Monday, 24 November 2014

Patterns, Patterns, Everywhere!

The Full-Day Early Learning- Kindergarten Program states that EL-K teams should "introduce mathematical concepts in carefully planned hands-on activities at various learning centres in the classroom and provide children with opportunities to explore mathematical concepts and strategies in a wide variety of ways (pg. 93)." In addition, "children should be provided with ready access to a wide range of concrete materials such as found objects, so that they can develop beginning understanding of how to use various materials to explore mathematical concepts (pg. 94)." 

In order to see what the students already knew about patterns, a provocation was set up with the question, "Can you create a pattern?"

AAB Pattern: green, green, red

AB Pattern: orange, green

AB Patterns

We accessed prior knowledge during a Knowledge Building Circle by asking the question, 
"What is a pattern?"

We read books during our read-alouds to deepen the students understanding of patterns. "Reading books aloud and in shared reading contexts provides real links between literature and mathematical ideas, since some stories use mathematical terminology and/or contain illustrations of mathematical concepts (FD-ELK, pg. 93)."

Students explored different patterns during math exploration, small group, and whole group lessons. 

ABB Pattern using small and big corks

AB Pattern using links

ABB Pattern using coloured buttons

ABB Pattern using pattern blocks

Students also chose to draw and write about their patterns during their work on daily writing.

AB Pattern: star, heart

AB Pattern: blue, red

AB Pattern: blue, red

We worked with the students to help extend their learning and understanding by having them reflect on the patterns they created by asking them to "tell me about your pattern" and "what comes next?" Reflecting is one of the seven mathematical processes for early learners where they "demonstrate that they are reflecting on and monitoring their thinking to help clarify their understanding as they complete an investigation (FD-ELK, pg. 95)."

Monday, 17 November 2014

Exploring Seasonal Changes

I have learned that inquires can spark in many different ways; students interests, conversations, emerging events, provocations, observing children in play, or simply by stepping outside into the outdoors and embarking on a nature walk. 

On our very first nature walk as a class, we asked the question, "What do you see?" 
The students in Room 9 noticed "red and green trees," "Canada flag leaves," and "different leaves."

One student shared, during an outdoor Knowledge Building Circle, "I found a leaf and it is a red one.
I think fall is coming!"

We asked the students, "Why do you think fall is coming?" They were eager to share their theories- 
"Leaves are changing colours," "some places are green and red," "it is windy," "it is cold in fall," "leaves turn yellow, red, and brown and they fall on the ground."

At a later Knowledge Building Circle, the students began wondering about leaves-
"I wonder why leaves have two different colours Ms.
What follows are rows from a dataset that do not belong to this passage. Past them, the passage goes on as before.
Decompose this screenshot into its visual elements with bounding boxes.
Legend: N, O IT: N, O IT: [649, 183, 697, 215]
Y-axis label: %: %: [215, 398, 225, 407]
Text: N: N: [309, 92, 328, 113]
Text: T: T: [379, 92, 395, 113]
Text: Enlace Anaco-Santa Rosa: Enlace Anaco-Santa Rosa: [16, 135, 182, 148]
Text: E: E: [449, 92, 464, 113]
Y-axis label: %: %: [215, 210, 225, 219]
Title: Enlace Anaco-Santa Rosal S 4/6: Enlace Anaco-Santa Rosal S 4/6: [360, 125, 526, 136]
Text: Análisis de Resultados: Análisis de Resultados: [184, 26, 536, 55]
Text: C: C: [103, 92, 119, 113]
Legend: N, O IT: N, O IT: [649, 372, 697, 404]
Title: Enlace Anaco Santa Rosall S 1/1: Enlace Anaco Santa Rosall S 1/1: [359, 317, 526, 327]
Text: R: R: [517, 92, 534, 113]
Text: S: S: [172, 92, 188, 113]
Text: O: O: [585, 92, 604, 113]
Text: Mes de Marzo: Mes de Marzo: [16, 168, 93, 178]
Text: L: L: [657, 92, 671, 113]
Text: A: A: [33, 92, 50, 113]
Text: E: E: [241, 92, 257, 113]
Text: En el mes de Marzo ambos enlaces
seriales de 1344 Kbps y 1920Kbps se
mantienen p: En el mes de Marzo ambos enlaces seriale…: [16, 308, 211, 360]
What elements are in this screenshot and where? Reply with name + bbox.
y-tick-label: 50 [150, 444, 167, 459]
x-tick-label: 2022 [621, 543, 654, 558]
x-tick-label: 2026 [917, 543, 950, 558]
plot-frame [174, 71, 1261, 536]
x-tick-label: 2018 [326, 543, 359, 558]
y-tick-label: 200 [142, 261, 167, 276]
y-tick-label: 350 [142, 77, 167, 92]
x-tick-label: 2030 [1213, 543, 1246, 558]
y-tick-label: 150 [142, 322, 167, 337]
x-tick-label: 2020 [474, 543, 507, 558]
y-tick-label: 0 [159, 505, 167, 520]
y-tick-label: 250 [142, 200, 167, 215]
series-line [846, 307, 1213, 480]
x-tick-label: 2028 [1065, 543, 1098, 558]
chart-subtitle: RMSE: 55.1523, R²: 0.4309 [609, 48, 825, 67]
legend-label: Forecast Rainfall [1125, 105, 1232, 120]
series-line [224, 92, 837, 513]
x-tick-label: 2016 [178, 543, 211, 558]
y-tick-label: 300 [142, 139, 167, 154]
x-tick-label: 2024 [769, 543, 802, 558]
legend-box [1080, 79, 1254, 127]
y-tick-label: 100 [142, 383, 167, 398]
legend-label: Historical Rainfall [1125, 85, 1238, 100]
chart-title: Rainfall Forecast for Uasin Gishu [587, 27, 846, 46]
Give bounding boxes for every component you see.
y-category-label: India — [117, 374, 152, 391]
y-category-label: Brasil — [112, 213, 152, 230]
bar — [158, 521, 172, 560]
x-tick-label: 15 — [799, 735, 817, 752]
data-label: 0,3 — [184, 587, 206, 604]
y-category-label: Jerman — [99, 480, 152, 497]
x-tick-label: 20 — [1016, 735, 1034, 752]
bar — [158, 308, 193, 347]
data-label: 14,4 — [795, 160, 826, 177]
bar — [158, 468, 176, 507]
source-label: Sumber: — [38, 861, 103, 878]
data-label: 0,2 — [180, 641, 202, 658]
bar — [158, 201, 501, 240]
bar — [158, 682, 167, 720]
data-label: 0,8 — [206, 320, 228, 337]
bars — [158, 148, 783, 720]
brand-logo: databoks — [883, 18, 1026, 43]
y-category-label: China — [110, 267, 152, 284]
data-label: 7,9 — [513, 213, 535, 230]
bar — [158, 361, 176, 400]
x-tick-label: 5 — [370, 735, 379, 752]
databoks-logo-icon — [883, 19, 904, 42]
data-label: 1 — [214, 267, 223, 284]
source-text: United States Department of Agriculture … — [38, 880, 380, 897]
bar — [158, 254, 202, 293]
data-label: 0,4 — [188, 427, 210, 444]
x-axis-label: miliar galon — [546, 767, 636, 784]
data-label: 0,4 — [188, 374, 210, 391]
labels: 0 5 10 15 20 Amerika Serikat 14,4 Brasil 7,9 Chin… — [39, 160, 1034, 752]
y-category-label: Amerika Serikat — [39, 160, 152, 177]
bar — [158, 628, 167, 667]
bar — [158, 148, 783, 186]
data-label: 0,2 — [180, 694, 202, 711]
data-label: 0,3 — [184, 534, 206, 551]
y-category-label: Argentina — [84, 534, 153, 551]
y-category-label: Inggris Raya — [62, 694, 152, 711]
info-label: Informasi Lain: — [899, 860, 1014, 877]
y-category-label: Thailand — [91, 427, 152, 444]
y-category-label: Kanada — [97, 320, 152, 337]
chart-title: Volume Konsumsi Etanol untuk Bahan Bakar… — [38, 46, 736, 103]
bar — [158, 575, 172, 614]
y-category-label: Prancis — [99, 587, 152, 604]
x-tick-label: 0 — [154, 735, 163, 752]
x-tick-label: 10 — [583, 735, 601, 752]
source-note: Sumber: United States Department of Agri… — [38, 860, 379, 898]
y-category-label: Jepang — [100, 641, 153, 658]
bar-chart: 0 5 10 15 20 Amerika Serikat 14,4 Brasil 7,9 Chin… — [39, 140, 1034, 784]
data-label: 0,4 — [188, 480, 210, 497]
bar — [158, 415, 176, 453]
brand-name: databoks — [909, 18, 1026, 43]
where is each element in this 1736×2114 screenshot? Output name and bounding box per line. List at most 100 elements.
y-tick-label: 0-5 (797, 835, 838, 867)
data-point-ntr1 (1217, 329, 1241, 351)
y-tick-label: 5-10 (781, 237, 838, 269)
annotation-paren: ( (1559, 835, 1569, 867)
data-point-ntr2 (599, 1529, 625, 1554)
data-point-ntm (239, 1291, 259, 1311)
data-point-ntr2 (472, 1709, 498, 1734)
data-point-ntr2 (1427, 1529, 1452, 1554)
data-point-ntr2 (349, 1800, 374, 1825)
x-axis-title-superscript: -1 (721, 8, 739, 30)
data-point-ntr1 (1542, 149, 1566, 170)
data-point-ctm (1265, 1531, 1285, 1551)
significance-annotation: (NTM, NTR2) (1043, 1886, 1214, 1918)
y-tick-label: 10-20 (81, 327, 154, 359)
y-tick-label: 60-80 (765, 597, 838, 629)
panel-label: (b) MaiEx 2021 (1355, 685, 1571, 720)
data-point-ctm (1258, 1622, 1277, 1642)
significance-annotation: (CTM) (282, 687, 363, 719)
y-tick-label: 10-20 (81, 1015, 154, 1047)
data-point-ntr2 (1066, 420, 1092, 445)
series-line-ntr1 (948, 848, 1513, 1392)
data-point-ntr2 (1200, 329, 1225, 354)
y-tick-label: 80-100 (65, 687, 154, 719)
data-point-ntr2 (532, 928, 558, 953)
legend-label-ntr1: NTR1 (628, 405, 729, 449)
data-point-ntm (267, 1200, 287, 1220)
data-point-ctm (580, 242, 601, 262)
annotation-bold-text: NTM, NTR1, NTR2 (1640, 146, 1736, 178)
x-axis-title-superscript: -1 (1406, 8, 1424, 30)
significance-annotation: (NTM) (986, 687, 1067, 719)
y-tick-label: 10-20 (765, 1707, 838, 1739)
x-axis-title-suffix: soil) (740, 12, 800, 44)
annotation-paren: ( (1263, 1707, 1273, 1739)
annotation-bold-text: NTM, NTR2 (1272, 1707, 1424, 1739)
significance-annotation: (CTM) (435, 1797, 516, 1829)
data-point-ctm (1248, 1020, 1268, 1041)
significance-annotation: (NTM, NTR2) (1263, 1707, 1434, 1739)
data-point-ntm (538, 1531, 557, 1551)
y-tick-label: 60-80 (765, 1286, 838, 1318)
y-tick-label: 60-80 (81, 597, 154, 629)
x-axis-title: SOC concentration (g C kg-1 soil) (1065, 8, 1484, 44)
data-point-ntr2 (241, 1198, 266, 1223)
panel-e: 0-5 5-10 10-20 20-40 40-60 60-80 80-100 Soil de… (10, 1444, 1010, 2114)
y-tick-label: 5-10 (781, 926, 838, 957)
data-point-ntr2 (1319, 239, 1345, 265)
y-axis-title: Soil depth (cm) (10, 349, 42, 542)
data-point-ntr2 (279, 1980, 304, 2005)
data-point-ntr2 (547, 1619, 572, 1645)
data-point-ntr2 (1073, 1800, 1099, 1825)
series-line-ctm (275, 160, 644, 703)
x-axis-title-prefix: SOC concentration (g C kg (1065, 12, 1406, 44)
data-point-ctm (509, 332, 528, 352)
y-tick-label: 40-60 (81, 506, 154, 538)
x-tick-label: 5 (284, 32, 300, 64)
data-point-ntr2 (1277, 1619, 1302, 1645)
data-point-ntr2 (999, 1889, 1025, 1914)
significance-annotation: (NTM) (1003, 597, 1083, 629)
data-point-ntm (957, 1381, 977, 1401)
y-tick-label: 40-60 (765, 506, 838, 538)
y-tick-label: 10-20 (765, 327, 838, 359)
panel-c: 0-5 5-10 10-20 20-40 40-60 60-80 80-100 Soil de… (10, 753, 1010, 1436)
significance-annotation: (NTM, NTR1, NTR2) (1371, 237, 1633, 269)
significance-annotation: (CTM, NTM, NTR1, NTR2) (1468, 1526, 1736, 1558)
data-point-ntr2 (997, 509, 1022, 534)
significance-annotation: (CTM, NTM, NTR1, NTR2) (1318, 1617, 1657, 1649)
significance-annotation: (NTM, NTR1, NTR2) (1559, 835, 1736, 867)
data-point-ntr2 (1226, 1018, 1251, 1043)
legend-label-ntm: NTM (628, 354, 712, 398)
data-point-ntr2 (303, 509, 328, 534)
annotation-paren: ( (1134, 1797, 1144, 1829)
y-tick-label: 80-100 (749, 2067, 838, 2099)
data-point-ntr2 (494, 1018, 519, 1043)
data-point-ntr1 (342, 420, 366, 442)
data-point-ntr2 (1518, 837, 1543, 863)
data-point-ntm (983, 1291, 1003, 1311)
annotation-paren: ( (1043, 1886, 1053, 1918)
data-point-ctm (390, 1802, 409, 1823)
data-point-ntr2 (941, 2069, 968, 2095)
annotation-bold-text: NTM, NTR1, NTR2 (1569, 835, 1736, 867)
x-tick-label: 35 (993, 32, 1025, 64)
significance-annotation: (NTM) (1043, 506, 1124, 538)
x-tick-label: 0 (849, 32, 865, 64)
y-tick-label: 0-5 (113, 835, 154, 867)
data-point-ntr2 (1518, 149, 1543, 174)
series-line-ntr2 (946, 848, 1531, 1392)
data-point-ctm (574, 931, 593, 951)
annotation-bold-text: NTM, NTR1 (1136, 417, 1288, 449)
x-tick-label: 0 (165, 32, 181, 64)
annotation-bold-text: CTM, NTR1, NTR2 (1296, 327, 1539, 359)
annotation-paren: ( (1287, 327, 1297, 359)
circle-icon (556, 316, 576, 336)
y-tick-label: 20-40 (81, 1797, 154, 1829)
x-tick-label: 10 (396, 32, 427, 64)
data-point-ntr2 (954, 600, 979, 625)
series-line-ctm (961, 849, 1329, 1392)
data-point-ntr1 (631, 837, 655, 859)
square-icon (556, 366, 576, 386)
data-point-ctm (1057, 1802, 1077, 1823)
Dutt." "I wonder why leaves are falling down to the ground." "I wonder why leaves fall down for winter." "I wonder why leaves turn from red to yellow to brown and why they fall and die." "I wonder why trees turn colours."

We read fiction and non-fiction books during our read-alouds to deepen our understanding of why leaves change colours and why leaves fall off trees. 

We explored the students wonders through the 100 languages of children.

Using our "Wonder Window" together with our light table to represent the changes we see.
Working together to draw what we see on a nature walk.
An Invitation to Learn about Fall.
Learning about the different types of leaves.
An Invitation to create with leaves and loose parts.
"A forest with lots of leaves falling because it's windy."

We also created Web Maps and Anchor Charts to organize our thinking and learning.

After several opportunities to explore, create, represent, and reflect, the students gathered to share their theories about why leaves change colours and why they fall off trees. 
"They need sun and water to stay green." "The sun makes it change colour because it goes away early." "Because it's fall and windy and they get sick." "When fall comes they change colours." "The sun points at the leaves." "They give trees sugar so they can grow." "The leaves give the trees food." "In fall trees don't need water and sugar." "The leaves are the trees body." "The leaves fall because the trees don't need them anymore." "The leaves get ready to fall because it's almost winter."

As a culminating task, the students worked on a collaborative art piece and story to represent their understanding of the changes in fall.

(Another wonderful example of a collaborative art piece and story can be found at by the inspiring Jocelyn Schmidt and Heidi Theis.) 

How beautifully leaves grow old. How full of light and colour are their last days.